Quant au restant de ses surfaces, il opte pour des cultures dérobées de grande qualité et des espèces particulièrement résistantes au gel. Le printemps venu, il peut y semer ses cultures, avec une préparation de sol minimale.
Pour les collègues agriculteurs de Mayerhofer, sa gestion du parcellaire est en rupture avec leurs habitudes. Tandis que ces derniers essayent de maximiser coûte que coûte leurs rendements, l’agriculteur rompt sciemment avec cela. Car il est persuadé que les surcoûts associés à cette démarche restent trop élevés.

“La mise en place d'une stratégie de rotation sur le long-terme et de couverture permanente du sol est une réponse aux enjeux d'aujourd'hui, explique Georg Mayerhofer. “La manière dont se déclinent les rotations doit être réfléchie. Généralement, j’établis une planification deux ans à l’avance. En plus du soja, le quinoa, le sarrasin, le tournesol et l’amarante sont des espèces particulièrement intéressantes en label bio. En ce qui concerne les cultures plus intensives, nous envisageons une rotation intégrant aussi régulièrement du trèfle ou du méteil. Actuellement, nous cultivons du maïs ensilage, du soja, du blé d’hiver, de la triticale d’hiver, de l’orge d’hiver, de la féverole d’hiver, de la silphie et un peu d’avoine. Pendant la phase de conversion, nous avons renoncé au colza et au blé dur d’hiver. A cela s’ajoutent encore le trèfle, le méteil et la variété “méteil plus”, qui ne nécessitent aucun apport d’engrais. J’ai également semé du ray-grass en couverts permanents.”
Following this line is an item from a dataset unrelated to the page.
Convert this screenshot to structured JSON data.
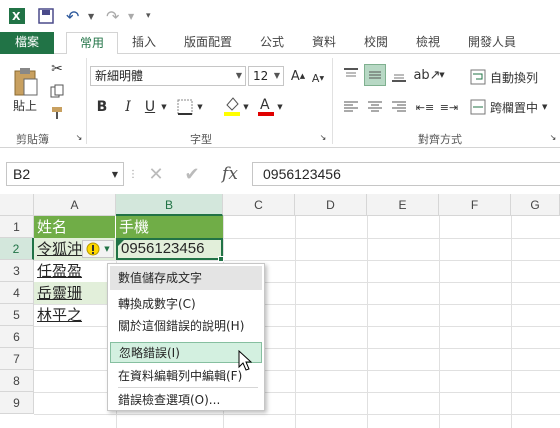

La réussite tient avant tout aux salariés

L’exploitant est très satisfait de son équipe actuelle : ”Je m’entends particulièrement bien avec Sebastian Ernst qui travaille à plein temps avec moi. C’est un véritable expert de la gestion des cultures. Nous passons beaucoup de temps à partager nos idées afin de développer ensemble l’exploitation. Martin Gruber qui est actuellement apprenti chez nous est également un très bon élément. J’ai accueilli aussi de très bons stagiaires. J’ai aussi du personnel à temps partiel qui s’occupe principalement de la conduite de tracteurs ou de la partie élevage, comme c’est le cas de Georg. Mon père est naturellement toujours là pour nous apporter son aide.”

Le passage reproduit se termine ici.